I will conclude by directing your attention to one particular circumstance contained in the text, which I have already in part commented on.
It is said there will “come a falling away, and the man of sin will be revealed.” In other words the man of sin is born of an apostasy, or at least comes into power through an apostasy, or is preceded by an apostasy, or would not be except for an apostasy. So says the inspired text: now observe, how remarkably the course of providence, as seen in history, has commented on his prediction.
First, we have a comment in the instance of Antiochus previous to the prophecy, as I have already shown. The Israelites, or at least great numbers of them, discarded their own sacred religion, and then the enemy was allowed to come in.
Next the apostate emperor Julian, who attempted to overthrow the Church by craft, and introduce paganism back again: he was preceded, nay he was nurtured, in the first great heresy which disturbed the peace and purity of the Church. About forty years before he came to the throne arose the pestilent Arian heresy which denied that Christ was God. It eat its way among the rulers of the Church like a canker, and what with the treachery of some and the mistakes of others, at one time it was all but dominant throughout Christendom. The few holy and faithful men, who witnessed for the Truth, cried out, with awe and terror at the apostasy, that Antichrist was coming. They called it the “forerunner of Antichrist[1].” And true, his Shadow came.
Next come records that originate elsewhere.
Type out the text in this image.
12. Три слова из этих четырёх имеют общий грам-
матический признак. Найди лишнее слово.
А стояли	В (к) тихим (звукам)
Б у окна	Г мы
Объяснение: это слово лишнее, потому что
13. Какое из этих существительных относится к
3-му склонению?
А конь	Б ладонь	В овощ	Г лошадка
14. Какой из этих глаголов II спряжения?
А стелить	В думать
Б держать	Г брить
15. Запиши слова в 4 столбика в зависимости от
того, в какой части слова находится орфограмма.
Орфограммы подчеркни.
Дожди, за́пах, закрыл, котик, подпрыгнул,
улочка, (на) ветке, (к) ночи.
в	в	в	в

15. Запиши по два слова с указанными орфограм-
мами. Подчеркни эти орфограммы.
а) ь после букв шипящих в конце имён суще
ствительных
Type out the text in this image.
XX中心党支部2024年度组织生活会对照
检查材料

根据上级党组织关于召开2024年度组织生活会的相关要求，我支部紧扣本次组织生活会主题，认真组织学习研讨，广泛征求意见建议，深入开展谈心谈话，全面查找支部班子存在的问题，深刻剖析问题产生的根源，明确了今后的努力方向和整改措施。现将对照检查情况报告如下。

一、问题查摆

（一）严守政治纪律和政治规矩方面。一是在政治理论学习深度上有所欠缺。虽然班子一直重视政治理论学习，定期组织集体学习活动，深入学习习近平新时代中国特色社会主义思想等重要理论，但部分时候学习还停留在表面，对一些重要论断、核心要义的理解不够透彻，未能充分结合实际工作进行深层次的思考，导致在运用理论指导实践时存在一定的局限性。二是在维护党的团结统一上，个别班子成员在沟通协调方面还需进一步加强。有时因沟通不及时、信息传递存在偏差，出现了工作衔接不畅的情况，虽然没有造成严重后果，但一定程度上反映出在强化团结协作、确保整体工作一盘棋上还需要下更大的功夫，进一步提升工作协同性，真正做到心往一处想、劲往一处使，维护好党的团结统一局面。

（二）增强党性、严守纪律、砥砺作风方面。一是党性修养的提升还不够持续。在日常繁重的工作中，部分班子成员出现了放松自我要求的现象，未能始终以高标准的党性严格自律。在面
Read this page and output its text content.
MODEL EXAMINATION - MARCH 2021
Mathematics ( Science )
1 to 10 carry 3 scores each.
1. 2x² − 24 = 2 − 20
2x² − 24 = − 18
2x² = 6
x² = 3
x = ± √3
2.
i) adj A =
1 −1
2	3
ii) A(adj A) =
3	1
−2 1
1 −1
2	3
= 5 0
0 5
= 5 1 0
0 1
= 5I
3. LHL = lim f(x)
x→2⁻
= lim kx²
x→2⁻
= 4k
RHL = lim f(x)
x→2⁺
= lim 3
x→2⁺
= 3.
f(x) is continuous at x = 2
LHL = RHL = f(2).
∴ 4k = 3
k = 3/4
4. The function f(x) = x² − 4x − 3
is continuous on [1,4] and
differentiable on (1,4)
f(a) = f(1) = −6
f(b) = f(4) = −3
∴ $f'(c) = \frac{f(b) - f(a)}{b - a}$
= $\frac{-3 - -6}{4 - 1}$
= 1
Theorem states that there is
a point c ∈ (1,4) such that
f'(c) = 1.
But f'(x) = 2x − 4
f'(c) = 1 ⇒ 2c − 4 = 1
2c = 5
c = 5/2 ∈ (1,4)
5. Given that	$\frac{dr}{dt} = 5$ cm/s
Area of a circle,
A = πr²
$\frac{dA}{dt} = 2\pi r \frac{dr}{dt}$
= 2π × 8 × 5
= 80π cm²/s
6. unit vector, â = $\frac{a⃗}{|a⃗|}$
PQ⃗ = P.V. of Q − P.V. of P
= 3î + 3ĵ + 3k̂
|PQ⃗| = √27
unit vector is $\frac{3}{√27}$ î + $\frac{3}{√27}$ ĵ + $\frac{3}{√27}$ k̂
Julian was educated in the bosom of Arianism by some of its principal upholders. His tutor was the Eusebius from whom its partizans took their name; and in due time he fell away to paganism, became a hater and persecutor of the Church, and was cut off before he had reigned out the brief period which will be the real Antichrist’s duration.
The next great heresy, and in its consequences far more lasting and far spreading, was of twofold character, with two
- ↑ πρὀδρομοςʼ Ακτικρἰστου — Νῦν δέ ἐστιν ἡ ἀποστασἰα· απἐστησαν γὰρ οἱ ἄνθρωποι τῆς ὀρθῆς πἰστεως· αὔτη τοἰνυν ἐστὶν ἡ ἀποστασἱα, καἱ μἐλλει πορσδοκᾶσθαι ὁ ἐκθρός. Cyril. Catech. 15. n. 9.